Initial Assessment Essay: On the "The Story of an Hour"
Are the differences from the late 1800's and the early 1900's and today really all that different? The difference between then and now is that we as a society do not look at divorce as a negative thing just a part of life. In the late 1800's and the early 1900's divorce was not an option and they just lived with the marriage the way it was.
Mrs. Mallard was in a situation where she was not happy with her marriage and she disliked her husband. Her initial response to the information of her husband's death she was upset and then she shortly reacted differently when she realized she was free. Is this karma that she was mentioning? Was it that she finally was showing her true feeling over what she believed with her husband but she was the one that paid the consequence of life?
Back when this story was written, the information that I was told by my elders is that divorce was not an option back then. I understand that when someone gets married, you truly love your other half. But what if there is that certain instance that you fall out of love or there is that change on the person that you once married. Back then most would just live with it. In today, most will just end the marriage.
Today's divorce rate is higher than it has ever been. Most divorces are filed due to financial issues, adultery, abuse, as well as other reasons. For as today, there are a lot of financial issues. Our economy is not real hot right now and can cause a lot of grief on a marriage. You hear something like Alex Rodriguez, 3rd basemen for New York Yankees, which has committed adultery with Madonna and is now getting a divorce from his wife. Then, you have those husbands or some wives that become abusive.
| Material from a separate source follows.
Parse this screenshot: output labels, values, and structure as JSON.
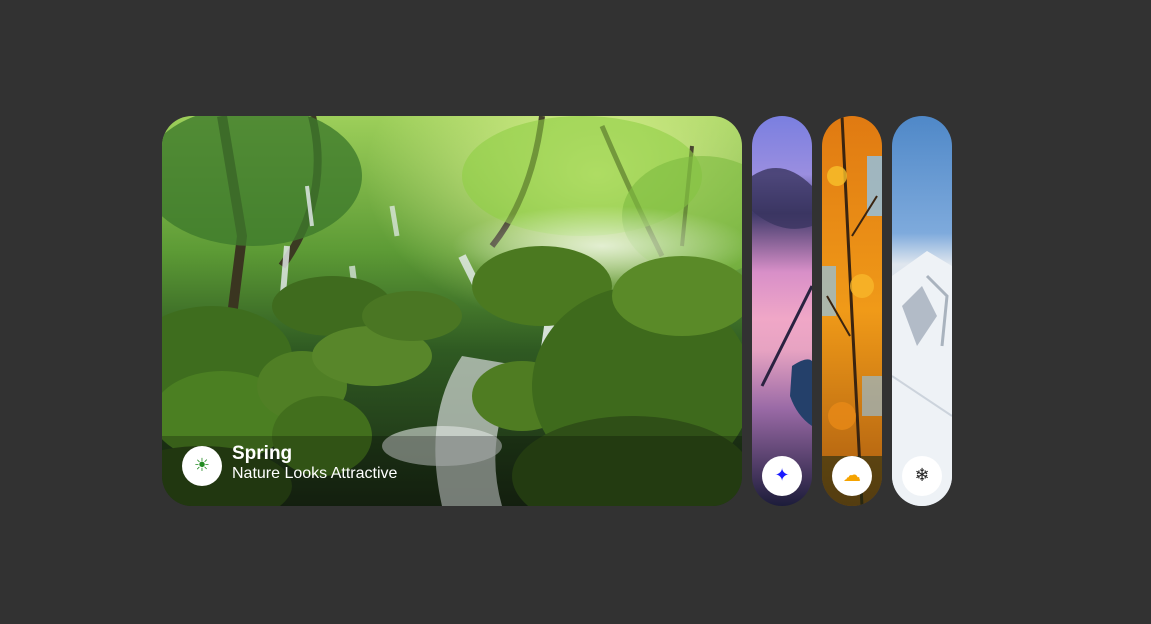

Abuse could be mental or physical. But all these have led to divorce.
-Then you have death. When someone loses their partner in life, most will grieve. As the story mentions, it makes me wonder if she was one that would have or already had someone else in mind that she wanted to be with. Some that lose their husband or wife will get remarried right away. Is this because they cannot fathom to be alone or is there someone else that they wanted to be with and now that they are free then they can take that opportunity, if available.
I just know how marriage or death was handled back in the late 1800's, early 1900's, is different than how it is handled or dealt with today. Today marriage can be ended in just a simple fight. Death can be more of a joy rather than heartbreak. All I know is that we do have one life to live but life brings challenges and you cannot give up on just something that challenges that path on a simple basis.